# Understanding the mask in a Python solution

• Still couldn't understand how (a ^ b) & mask works. Why neither C++ nor Java needs this?

• ### Two's Complement binary for Negative Integers:

Negative numbers are written with a leading one instead of a leading zero. So if you are using only 8 bits for your twos-complement numbers, then you treat patterns from "00000000" to "01111111" as the whole numbers from 0 to 127, and reserve "1xxxxxxx" for writing negative numbers. A negative number, -x, is written using the bit pattern for (x-1) with all of the bits complemented (switched from 1 to 0 or 0 to 1). So -1 is complement(1 - 1) = complement(0) = "11111111", and -10 is complement(10 - 1) = complement(9) = complement("00001001") = "11110110". This means that negative numbers go all the way down to -128 ("10000000").

Of course, Python doesn't use 8-bit numbers. It USED to use however many bits were native to your machine, but since that was non-portable, it has recently switched to using an INFINITE number of bits.
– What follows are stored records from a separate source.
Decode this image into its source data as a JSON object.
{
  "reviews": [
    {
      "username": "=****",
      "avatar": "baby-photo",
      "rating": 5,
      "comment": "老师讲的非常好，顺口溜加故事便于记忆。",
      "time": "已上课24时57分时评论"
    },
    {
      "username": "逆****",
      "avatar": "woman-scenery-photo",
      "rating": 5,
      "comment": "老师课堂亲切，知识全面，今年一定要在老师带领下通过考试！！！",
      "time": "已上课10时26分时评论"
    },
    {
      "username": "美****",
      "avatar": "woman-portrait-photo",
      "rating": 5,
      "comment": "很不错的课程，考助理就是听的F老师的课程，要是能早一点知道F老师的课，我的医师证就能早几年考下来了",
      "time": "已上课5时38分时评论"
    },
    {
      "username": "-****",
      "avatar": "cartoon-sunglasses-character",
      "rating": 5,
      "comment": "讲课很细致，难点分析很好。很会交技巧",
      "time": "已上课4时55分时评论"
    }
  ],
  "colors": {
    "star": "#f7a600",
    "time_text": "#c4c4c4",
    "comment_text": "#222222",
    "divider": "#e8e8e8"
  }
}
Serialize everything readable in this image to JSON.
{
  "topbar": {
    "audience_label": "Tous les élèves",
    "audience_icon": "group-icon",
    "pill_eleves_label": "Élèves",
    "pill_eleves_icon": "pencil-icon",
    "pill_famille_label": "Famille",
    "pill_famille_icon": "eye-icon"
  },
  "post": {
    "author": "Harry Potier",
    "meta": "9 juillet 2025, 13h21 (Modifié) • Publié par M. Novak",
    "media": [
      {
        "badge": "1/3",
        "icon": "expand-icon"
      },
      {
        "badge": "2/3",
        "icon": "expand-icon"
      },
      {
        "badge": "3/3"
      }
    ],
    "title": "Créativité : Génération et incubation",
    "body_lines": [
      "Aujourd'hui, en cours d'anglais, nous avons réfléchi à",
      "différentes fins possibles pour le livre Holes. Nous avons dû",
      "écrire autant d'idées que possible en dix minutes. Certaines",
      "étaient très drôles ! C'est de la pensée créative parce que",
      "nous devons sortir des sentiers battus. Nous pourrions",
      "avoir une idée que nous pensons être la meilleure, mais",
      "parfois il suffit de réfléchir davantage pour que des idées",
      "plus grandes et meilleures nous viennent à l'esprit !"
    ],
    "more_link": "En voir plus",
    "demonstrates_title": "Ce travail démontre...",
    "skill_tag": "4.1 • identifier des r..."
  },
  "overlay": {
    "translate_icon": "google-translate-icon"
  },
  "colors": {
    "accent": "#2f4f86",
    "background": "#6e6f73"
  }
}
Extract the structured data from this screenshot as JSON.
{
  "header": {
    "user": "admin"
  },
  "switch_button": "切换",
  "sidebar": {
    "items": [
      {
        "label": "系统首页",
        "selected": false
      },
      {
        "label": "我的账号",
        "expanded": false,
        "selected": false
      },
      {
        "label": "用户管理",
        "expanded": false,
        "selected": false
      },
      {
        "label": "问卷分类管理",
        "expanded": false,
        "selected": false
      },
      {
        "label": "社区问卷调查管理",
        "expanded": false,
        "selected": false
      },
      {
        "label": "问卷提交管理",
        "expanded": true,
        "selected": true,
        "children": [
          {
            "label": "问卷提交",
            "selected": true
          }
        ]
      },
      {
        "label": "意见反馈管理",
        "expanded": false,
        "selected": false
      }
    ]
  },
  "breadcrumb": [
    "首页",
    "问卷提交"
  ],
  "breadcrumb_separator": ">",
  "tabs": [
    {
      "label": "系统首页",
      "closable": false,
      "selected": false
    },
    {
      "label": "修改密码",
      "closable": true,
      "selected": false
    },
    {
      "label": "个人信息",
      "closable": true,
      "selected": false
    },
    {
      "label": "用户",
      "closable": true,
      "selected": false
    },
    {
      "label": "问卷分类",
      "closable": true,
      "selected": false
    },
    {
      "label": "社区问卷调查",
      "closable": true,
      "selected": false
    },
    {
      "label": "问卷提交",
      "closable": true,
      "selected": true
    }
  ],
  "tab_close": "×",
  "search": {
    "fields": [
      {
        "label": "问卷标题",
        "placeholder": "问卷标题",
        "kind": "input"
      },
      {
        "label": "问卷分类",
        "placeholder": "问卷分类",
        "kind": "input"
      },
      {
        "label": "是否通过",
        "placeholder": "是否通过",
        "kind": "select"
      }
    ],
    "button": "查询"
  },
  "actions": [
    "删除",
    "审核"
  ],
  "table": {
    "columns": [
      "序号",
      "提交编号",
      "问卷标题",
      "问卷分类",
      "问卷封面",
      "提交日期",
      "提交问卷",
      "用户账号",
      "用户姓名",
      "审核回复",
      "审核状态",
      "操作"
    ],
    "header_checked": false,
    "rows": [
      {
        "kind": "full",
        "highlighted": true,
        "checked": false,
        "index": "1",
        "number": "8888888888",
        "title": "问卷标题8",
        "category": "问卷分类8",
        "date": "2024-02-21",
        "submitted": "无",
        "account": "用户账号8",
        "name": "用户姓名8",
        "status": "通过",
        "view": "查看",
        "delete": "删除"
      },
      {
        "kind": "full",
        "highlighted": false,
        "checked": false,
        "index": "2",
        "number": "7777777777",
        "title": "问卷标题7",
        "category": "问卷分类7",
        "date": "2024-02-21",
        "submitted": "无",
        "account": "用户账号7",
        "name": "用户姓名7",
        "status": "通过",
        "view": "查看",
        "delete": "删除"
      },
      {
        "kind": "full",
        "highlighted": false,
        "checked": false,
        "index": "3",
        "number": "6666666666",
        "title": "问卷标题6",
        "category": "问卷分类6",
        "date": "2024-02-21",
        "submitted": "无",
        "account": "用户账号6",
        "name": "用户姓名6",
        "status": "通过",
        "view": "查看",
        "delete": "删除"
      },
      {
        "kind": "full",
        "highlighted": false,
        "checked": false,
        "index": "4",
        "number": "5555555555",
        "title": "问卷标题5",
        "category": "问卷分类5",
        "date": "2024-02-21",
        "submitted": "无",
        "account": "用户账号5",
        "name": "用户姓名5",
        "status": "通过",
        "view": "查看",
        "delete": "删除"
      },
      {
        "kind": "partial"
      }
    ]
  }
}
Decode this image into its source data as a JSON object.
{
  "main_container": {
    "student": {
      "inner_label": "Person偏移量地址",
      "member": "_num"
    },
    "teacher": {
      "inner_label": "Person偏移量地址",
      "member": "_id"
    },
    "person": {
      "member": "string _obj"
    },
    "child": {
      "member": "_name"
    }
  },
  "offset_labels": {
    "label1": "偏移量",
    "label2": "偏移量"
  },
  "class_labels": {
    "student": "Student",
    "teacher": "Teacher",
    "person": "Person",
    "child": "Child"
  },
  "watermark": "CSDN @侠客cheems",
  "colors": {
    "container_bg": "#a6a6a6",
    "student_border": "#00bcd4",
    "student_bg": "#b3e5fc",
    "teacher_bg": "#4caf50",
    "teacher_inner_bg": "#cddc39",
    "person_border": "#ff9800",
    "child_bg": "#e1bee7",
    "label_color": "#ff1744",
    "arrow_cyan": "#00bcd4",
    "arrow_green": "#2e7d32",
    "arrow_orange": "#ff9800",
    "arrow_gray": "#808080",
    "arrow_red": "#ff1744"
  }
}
Thus the number -5 is treated by bitwise operators as if it were written "...1111111111111111111011".

Since there are infinite leading 1 bits for negative integers, the operands in recursive calls `getSum(-1, 1)` of python will be:

• `1 -1`
• `2 -2`
• `4 -4`
... forever

On the other hand, other language like C and java, 32-bit signed integer will ends with
...

• `1073741824 -1073741824 (0x40000000 0xc0000000)`
• `-2147483648 -2147483648 (0x80000000 0x80000000)`
• `0 0`

That is why we need to mask integers in python.